Yesterday I was shopping for a birthday present.  This lovely person enjoys thrift stores and shops at Goodwill regularly.  I started there first.  I wandered through the clothes and shoes – my weaknesses – and realized I didn’t know her size or particular taste.  Having gotten some bizarre clothing gifts in my past, I figured I better skip an absolute purchase unless something I knew she’d like jumped out at me.  I moseyed over to the housewares.  Geez, some of the china and glassware items were hideous! People buy that stuff?!  Or maybe not, because it was sitting there alone.  I couldn’t foist those things on her.  Somehow, I ended up looking at the movies.  Would she like “Down With Love” with Renee Zellwegger and some other guy whose name escapes me – Chris Whozit?  Nah.

On to the books.  Margaret Cho’s book, I’m The One That I Want jumped out at me. I’d seen her before doing standup on TV and she’s a regular character on the show Drop Dead Diva.  Margaret Cho is…raw.  She’s Korean and she has a lot to say about that, being female, and coming out as bisexual.  She can be raunchy.  Honestly, she’s not my favorite because of that.  Sometimes another person’s truth – how they state it or portray it – can be off-putting. But the book intrigued me.

I started flipping through it. By all accounts, her childhood was difficult.  Her parents didn’t show her much approval; it’s not part of the culture.  She wasn’t skinny.  She didn’t appear to excel at anything at first.  What she desperately wanted was to be approved of.  She wanted to be white.  She wanted to be thin.  She absorbed what the culture valued and took that on herself. If you read on Wikipedia, you will see that she got into a performing arts high school and eventually turned to comedic routines.  She’s found a way to deal with her truth by discussing her parents, her old neighborhood, scorn of friends and rough relationships with men and women.

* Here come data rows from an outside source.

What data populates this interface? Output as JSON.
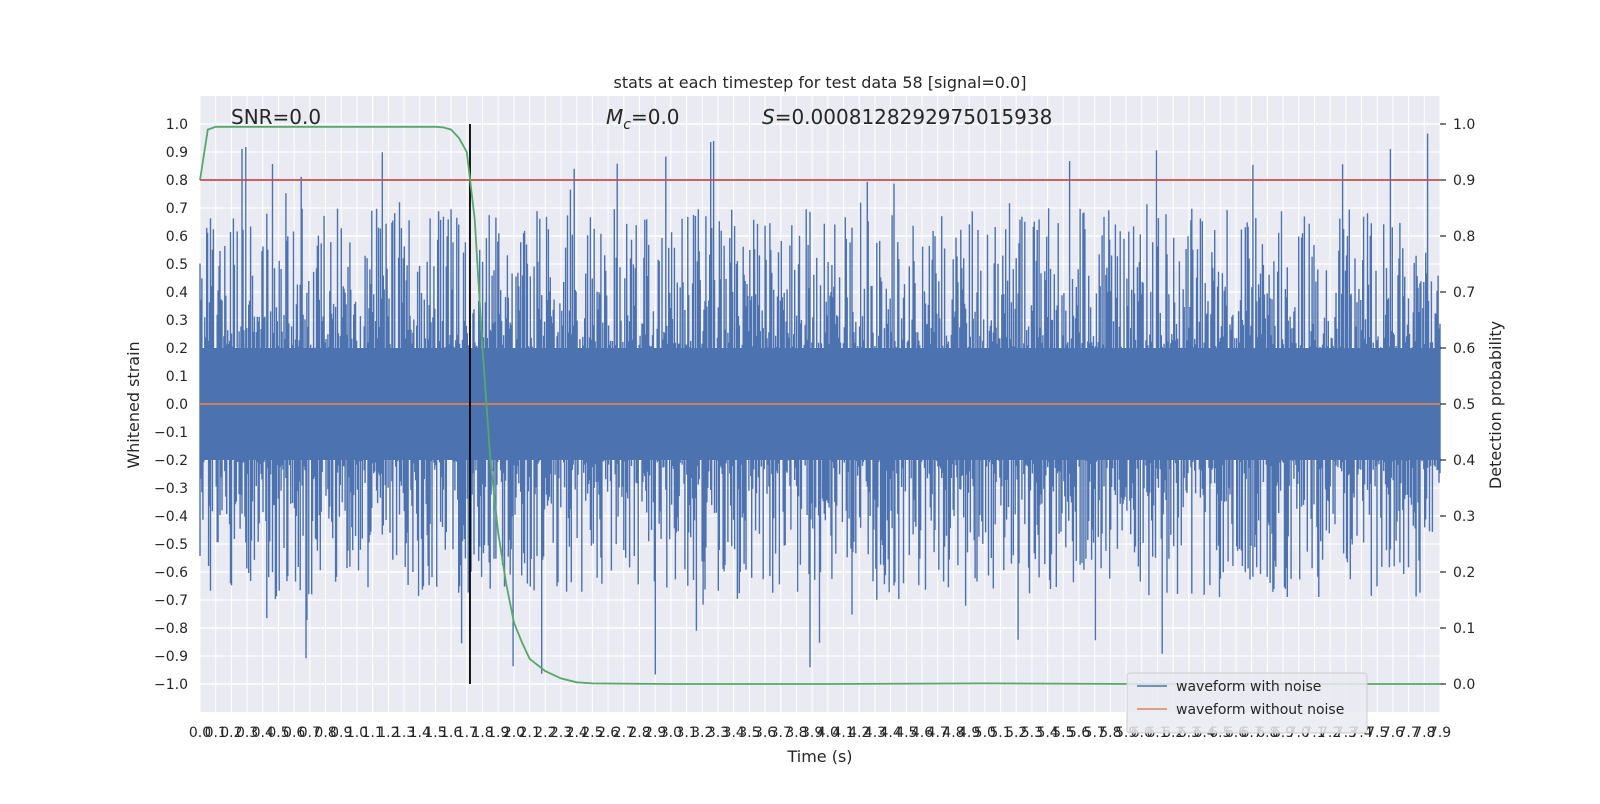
{
  "chart_data": {
    "type": "line",
    "title": "stats at each timestep for test data 58 [signal=0.0]",
    "xlabel": "Time (s)",
    "ylabel": "Whitened strain",
    "y2label": "Detection probability",
    "xlim": [
      0.0,
      7.9
    ],
    "ylim": [
      -1.1,
      1.1
    ],
    "y2lim": [
      -0.05,
      1.05
    ],
    "x_ticks": [
      "0.0",
      "0.1",
      "0.2",
      "0.3",
      "0.4",
      "0.5",
      "0.6",
      "0.7",
      "0.8",
      "0.9",
      "1.0",
      "1.1",
      "1.2",
      "1.3",
      "1.4",
      "1.5",
      "1.6",
      "1.7",
      "1.8",
      "1.9",
      "2.0",
      "2.1",
      "2.2",
      "2.3",
      "2.4",
      "2.5",
      "2.6",
      "2.7",
      "2.8",
      "2.9",
      "3.0",
      "3.1",
      "3.2",
      "3.3",
      "3.4",
      "3.5",
      "3.6",
      "3.7",
      "3.8",
      "3.9",
      "4.0",
      "4.1",
      "4.2",
      "4.3",
      "4.4",
      "4.5",
      "4.6",
      "4.7",
      "4.8",
      "4.9",
      "5.0",
      "5.1",
      "5.2",
      "5.3",
      "5.4",
      "5.5",
      "5.6",
      "5.7",
      "5.8",
      "5.9",
      "6.0",
      "6.1",
      "6.2",
      "6.3",
      "6.4",
      "6.5",
      "6.6",
      "6.7",
      "6.8",
      "6.9",
      "7.0",
      "7.1",
      "7.2",
      "7.3",
      "7.4",
      "7.5",
      "7.6",
      "7.7",
      "7.8",
      "7.9"
    ],
    "y_ticks": [
      "1.0",
      "0.9",
      "0.8",
      "0.7",
      "0.6",
      "0.5",
      "0.4",
      "0.3",
      "0.2",
      "0.1",
      "0.0",
      "−0.1",
      "−0.2",
      "−0.3",
      "−0.4",
      "−0.5",
      "−0.6",
      "−0.7",
      "−0.8",
      "−0.9",
      "−1.0"
    ],
    "y2_ticks": [
      "1.0",
      "0.9",
      "0.8",
      "0.7",
      "0.6",
      "0.5",
      "0.4",
      "0.3",
      "0.2",
      "0.1",
      "0.0"
    ],
    "grid": true,
    "legend_position": "bottom-right",
    "annotations": {
      "snr": "SNR=0.0",
      "mc_symbol": "M",
      "mc_sub": "c",
      "mc_value": "=0.0",
      "s_symbol": "S",
      "s_value": "=0.0008128292975015938"
    },
    "series": [
      {
        "name": "waveform with noise",
        "color": "#4c72b0",
        "kind": "noise",
        "approx_range": [
          -1.0,
          0.97
        ]
      },
      {
        "name": "waveform without noise",
        "color": "#dd8452",
        "x": [
          0.0,
          7.9
        ],
        "y": [
          0.0,
          0.0
        ]
      },
      {
        "color": "#55a868",
        "axis": "right",
        "x": [
          0.0,
          0.05,
          0.1,
          0.2,
          0.5,
          1.0,
          1.5,
          1.55,
          1.6,
          1.65,
          1.7,
          1.75,
          1.8,
          1.85,
          1.9,
          1.95,
          2.0,
          2.05,
          2.1,
          2.2,
          2.3,
          2.4,
          2.5,
          3.0,
          4.0,
          5.0,
          6.0,
          7.0,
          7.9
        ],
        "y": [
          0.9,
          0.99,
          0.995,
          0.995,
          0.995,
          0.995,
          0.995,
          0.994,
          0.99,
          0.975,
          0.95,
          0.83,
          0.6,
          0.4,
          0.27,
          0.18,
          0.11,
          0.075,
          0.045,
          0.023,
          0.01,
          0.003,
          0.001,
          0.0,
          0.0,
          0.001,
          0.0,
          0.0,
          0.0
        ]
      }
    ],
    "threshold": {
      "color": "#c44e52",
      "y2": 0.9
    },
    "marker_line": {
      "color": "#000000",
      "x": 1.72
    }
  }
}
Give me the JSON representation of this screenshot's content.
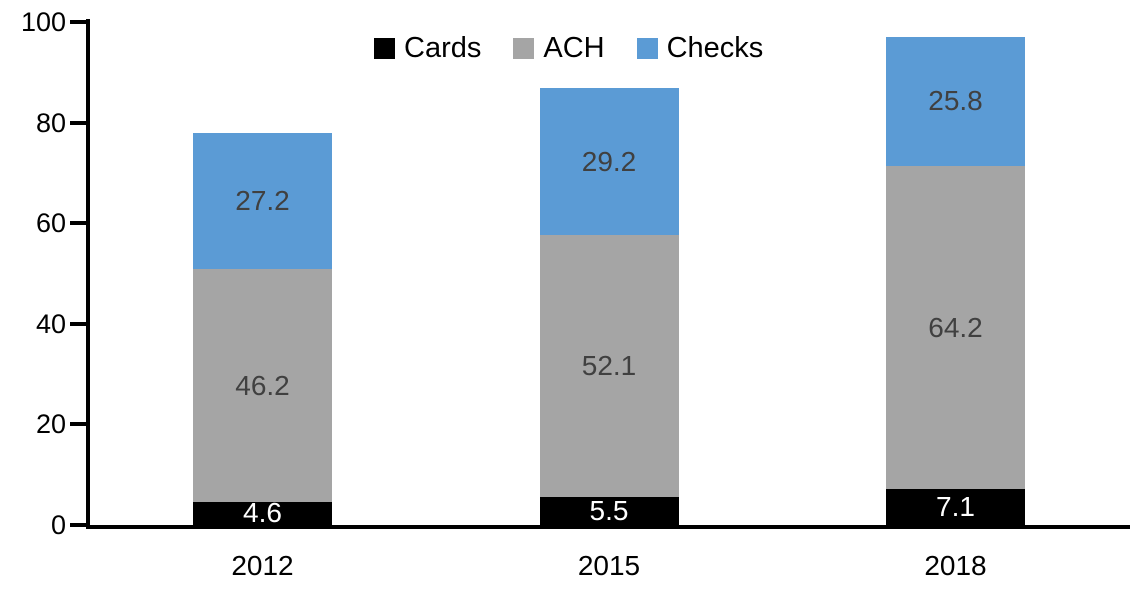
{
  "chart_data": {
    "type": "bar",
    "stacked": true,
    "title": "",
    "xlabel": "",
    "ylabel": "",
    "categories": [
      "2012",
      "2015",
      "2018"
    ],
    "series": [
      {
        "name": "Cards",
        "color": "#000000",
        "label_color": "#FFFFFF",
        "values": [
          4.6,
          5.5,
          7.1
        ]
      },
      {
        "name": "ACH",
        "color": "#A5A5A5",
        "label_color": "#404040",
        "values": [
          46.2,
          52.1,
          64.2
        ]
      },
      {
        "name": "Checks",
        "color": "#5B9BD5",
        "label_color": "#404040",
        "values": [
          27.2,
          29.2,
          25.8
        ]
      }
    ],
    "totals": [
      78.0,
      86.8,
      97.1
    ],
    "ylim": [
      0,
      100
    ],
    "yticks": [
      0,
      20,
      40,
      60,
      80,
      100
    ],
    "grid": false,
    "legend_position": "top-center",
    "axis_color": "#000000",
    "background_color": "#FFFFFF"
  }
}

What hit me was the cycle of self-hatred.  Hey, I recognize that!  She starved herself to be thin, heeding the direct criticism of others as well as the media in general.  She tried to tone down her personality so others would like her.  She wanted to desperately to “fit in”.  The more she tried, the more miserable she became.

Sound familiar, anyone?

The quote that jumped out at me was this:  “Self-esteem is a hard-won battle”.  And I thought, Amen, sister!  Now, I want to go on record here saying that I don’t agree with all of Ms. Cho’s opinions, political stances or necessarily how she got to her truth. I’m not even saying she’s a role model.  But the point is that she got there.  After years of struggle, she stumbled on a piece of God’s truth. She decided to believe she was beautiful and worthy. She might not phrase it this way, but the reality of the Imago Dei within her started to rise up. She stopped starving herself.  She got clean.  Everyone *does* have to fight the self-esteem battle, even if you’re the most beautiful woman in the world. Eventually, someone will open their mouth and criticize you or you will fail at something you put your whole heart into. That includes you, Beyoncé!

And so, fighting my own demons today, I pick up the truth I know: the Bible. I have a fail-safe weapon. I strike back against the darkness and choose to believe what God says about me.  I am beautiful.  I am loved.  I have a purpose.  I am not forgotten, but written on the palm of His hand.  Because the truth will set you free, if you let it.  It wins every time.